Mr. Bendo has been standing outside a muffler shop in Sioux Falls since 1963. The people of Sioux Falls, S.D., have grown to like the guy. A local band wrote a song about him. And, of course, he’s got a Facebook page.
When a car crashed into him on St. Patrick’s Day in 2010, the locals put a cast on his foot pending a repair and people signed it. Sweet.
So it was bad news earlier this year when the guy who owned the muffler shop — Jerry Wallenstein — retired.
He was able to sell Mr. Bendo to another muffler shop, but then the politicians took over. They said Mr. Bendo could go up in his new location, but no tailpipe allowed. It violated signage rules because the tailpipe represented a business, thus it is illegal.
Duh. That’s the point of Mr. Bendo.
“I’ve never heard anything so dumb in my life,” Wallenstein told Sioux Falls Business.
He’s got a point.
Mr. Bendo looked pretty silly without a tailpipe.
Outrage, muffler style, ensued. The people weren’t going to take this standing up.
Finally, the city officials thought so too. They’ve now relented. The tail pipe is back, the Argus Leader newspaper reports.
“Mr. Bendo obviously means a lot more to the people of Sioux Falls than what we think,” muffler shop owner Joe Darst said. “That’s how the pipe came back in his hand.”
That and the money he spent on an attorney to fight City Hall.
“They said ‘there’s two things that will never stay in Sioux Falls, Mr. Bendo and the Bob’s Chicken sign,” Darst said. “I didn’t argue with them, I just hired an attorney.”
City officials said they determined that Mr.
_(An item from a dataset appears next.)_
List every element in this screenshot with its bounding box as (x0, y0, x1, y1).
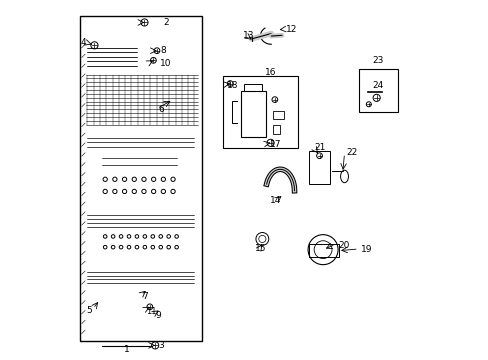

Bendo isn’t a sign, it’s a work of art.
Meanwhile, the Happy Chef statue — a 36-foot spoon-wielding cook — that’s stood at the entrance of Mankato, Minn., on U.S. Highway 169 for 50 years isn’t going to get any landmark status.
The city’s Heritage Preservation Commission is asking that it be placed on the list of historic landmarks in the city.
The owner says “no,” the Mankato Free Press reports today.
“He stated that they are stewards of the history of the statute and have a fondness for the statue as well, and that they are interested in preserving the statute, just not in having the designation,” according to the minutes of the Commission’s August meeting cited by the paper.
The chain topped out at about 80 with nearly a third accompanied by the statutes. Founded by Mankato’s Frederick brothers — Sal, Tom and Bob — who became legendary in the Minnesota restaurant industry. They believed they were the first restaurant to offer coffee in a thermos pot so java drinkers wouldn’t have to wait for the waitress to refill their cups, they offered breakfast day and night, and the restaurants were popular stops for locals and highway travelers alike.
“And it started here,” Commission Chair Jessica Potter said in June. “That’s why it’s historically significant, because it started here. And this is the last Happy Chef standing outside a Happy Chef restaurant.”
The Mankato business, founded in 1963, is also the last Happy Chef restaurant still operating.
Operator Adrian Swales is keen to get the statute wired for sound and to resurrect some of the corny jokes he told kids who pushed the button. Most of those lines were focused on his height, but five decades later he could probably add some about his age: “I’m so old my Social Security number is 1; I’m so old that when God said, ‘Let there be light,’ I flipped the switch; I’m so old that they wanted me to be a Heritage Preservation Landmark.”